Sentiment Analysis of German Sign Language Fairy Tales
Fabrizio Nunnari, Siddhant Jain, Patrick Gebhard
TLDR
This paper introduces a dataset and an XGBoost model for sentiment analysis of German Sign Language (DGS) fairy tales, revealing key facial and body features.
Key contributions
- Created a dataset for sentiment analysis of German fairy tale texts using LLMs, with 0.781 Krippendorff's alpha.
- Extracted face and body motion features from corresponding DGS video segments using MediaPipe.
- Developed an explainable XGBoost model to predict sentiment from DGS video features, achieving 0.631 accuracy.
- Found that face (eyebrows, mouth) and body (hips, elbows, shoulders) are equally important for DGS sentiment.
Why it matters
This paper pioneers sentiment analysis for German Sign Language, offering a new dataset and an explainable model. Its findings highlight the critical role of both facial and body movements in conveying sentiment in sign language, advancing our understanding of DGS communication.
Original Abstract
We present a dataset and a model for sentiment analysis of German sign language (DGS) fairy tales.
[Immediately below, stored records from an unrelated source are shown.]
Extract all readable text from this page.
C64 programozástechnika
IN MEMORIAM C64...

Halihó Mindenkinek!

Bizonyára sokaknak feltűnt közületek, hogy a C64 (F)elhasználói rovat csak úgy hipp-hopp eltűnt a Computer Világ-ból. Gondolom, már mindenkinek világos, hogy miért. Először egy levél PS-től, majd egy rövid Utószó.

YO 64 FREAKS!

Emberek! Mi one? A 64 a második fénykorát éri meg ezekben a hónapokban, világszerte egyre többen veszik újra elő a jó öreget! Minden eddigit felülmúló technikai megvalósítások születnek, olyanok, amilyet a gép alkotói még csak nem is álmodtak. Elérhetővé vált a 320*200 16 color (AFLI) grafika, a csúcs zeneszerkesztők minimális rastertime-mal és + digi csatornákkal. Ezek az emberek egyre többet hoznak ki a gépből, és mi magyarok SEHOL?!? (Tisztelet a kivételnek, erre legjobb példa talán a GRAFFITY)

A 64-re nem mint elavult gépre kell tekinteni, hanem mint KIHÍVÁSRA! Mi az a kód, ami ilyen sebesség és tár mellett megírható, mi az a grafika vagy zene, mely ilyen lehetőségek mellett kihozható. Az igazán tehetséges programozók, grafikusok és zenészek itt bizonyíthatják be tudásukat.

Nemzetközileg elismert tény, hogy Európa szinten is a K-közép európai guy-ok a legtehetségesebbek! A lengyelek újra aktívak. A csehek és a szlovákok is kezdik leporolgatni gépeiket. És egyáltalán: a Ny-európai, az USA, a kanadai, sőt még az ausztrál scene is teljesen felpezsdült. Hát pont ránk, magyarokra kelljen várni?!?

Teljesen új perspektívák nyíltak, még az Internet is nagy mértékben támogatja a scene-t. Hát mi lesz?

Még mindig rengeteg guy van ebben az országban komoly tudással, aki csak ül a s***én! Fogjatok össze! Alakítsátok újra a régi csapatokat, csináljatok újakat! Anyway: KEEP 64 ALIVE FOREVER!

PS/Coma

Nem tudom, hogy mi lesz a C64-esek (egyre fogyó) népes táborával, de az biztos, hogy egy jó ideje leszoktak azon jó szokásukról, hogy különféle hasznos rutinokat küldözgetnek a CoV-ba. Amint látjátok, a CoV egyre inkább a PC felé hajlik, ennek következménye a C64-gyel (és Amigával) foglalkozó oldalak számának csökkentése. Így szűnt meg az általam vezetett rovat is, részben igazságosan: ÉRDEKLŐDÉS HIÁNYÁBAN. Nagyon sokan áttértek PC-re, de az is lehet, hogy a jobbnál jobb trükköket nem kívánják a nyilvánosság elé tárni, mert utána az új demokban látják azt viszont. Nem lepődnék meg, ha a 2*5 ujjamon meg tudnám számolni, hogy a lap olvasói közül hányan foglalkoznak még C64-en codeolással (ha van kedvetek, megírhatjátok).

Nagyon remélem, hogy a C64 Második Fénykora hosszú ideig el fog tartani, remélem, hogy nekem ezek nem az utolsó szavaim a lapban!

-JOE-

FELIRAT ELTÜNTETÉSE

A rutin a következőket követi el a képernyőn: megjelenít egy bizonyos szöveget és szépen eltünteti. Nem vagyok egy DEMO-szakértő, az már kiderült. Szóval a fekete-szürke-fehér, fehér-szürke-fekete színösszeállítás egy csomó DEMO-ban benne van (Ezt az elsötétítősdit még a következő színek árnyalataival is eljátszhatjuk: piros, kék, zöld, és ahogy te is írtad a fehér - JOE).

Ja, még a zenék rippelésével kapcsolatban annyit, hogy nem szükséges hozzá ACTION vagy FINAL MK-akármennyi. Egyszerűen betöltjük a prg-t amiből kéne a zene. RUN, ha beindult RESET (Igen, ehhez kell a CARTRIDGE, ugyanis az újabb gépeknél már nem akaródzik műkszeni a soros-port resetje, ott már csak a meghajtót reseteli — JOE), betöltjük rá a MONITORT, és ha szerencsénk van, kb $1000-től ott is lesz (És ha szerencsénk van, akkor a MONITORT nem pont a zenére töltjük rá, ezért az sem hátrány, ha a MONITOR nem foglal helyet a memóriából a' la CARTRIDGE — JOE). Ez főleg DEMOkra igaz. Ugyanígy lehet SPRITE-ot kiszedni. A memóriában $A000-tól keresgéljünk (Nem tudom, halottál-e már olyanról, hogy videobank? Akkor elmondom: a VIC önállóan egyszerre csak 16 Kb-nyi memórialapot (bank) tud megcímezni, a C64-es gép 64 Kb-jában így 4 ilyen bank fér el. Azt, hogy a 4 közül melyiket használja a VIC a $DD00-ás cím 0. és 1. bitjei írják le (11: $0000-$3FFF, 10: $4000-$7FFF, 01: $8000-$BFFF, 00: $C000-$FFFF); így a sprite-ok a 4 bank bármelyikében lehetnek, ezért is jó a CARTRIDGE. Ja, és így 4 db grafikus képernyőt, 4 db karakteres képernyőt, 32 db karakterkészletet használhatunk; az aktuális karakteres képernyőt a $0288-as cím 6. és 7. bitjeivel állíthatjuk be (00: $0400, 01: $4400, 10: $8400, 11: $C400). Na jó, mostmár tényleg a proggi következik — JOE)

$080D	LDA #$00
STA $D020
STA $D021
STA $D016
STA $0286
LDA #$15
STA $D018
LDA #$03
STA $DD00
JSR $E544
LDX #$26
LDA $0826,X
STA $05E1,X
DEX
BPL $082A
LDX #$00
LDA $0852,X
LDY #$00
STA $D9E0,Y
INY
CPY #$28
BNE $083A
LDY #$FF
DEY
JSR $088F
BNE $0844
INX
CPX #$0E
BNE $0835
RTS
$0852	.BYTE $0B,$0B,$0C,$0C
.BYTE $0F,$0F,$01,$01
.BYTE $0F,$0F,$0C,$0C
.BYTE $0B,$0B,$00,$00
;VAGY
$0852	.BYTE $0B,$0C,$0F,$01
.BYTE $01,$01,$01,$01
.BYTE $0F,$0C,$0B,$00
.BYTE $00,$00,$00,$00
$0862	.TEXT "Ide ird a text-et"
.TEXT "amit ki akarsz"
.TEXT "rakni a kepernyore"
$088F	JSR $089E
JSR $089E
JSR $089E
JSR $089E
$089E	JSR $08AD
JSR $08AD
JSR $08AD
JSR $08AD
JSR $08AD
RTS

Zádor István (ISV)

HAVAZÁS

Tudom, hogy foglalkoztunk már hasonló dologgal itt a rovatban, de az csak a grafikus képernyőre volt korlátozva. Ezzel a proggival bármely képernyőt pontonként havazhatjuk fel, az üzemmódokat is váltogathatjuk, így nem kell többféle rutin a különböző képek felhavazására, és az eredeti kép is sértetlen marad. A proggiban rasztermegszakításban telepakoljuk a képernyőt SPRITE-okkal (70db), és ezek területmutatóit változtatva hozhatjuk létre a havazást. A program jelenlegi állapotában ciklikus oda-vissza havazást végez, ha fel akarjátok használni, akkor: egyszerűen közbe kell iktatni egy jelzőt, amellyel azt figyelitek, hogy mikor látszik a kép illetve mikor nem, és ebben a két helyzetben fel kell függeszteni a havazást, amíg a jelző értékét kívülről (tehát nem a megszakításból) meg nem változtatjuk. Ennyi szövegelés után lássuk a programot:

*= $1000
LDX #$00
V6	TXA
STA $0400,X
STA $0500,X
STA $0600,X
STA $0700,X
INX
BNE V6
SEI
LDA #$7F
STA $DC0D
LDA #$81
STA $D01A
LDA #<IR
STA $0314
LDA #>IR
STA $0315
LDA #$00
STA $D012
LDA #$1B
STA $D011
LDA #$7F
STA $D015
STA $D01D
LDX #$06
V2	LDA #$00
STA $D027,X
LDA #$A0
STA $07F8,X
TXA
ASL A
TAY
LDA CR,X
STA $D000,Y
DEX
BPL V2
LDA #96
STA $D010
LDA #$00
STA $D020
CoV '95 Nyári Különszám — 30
First, we perform sentiment analysis for three levels of valence (negative, neutral, positive) on German fairy tales text segments using four large language models (LLMs) and majority voting, reaching an inter-annotator agreement of 0.781 Krippendorff's alpha. Second, we extract face and body motion features from each corresponding DGS video segment using MediaPipe. Finally, we train an explainable model (based on XGBoost) to predict negative, neutral or positive sentiment from video features. Results show an average balanced accuracy of 0.631. A thorough analysis of the most important features reveal that, in addition to eyebrows and mouth motion on the face, also the motion of hips, elbows, and shoulders considerably contribute in the discrimination of the conveyed sentiment, indicating an equal importance of face and body for sentiment communication in sign language.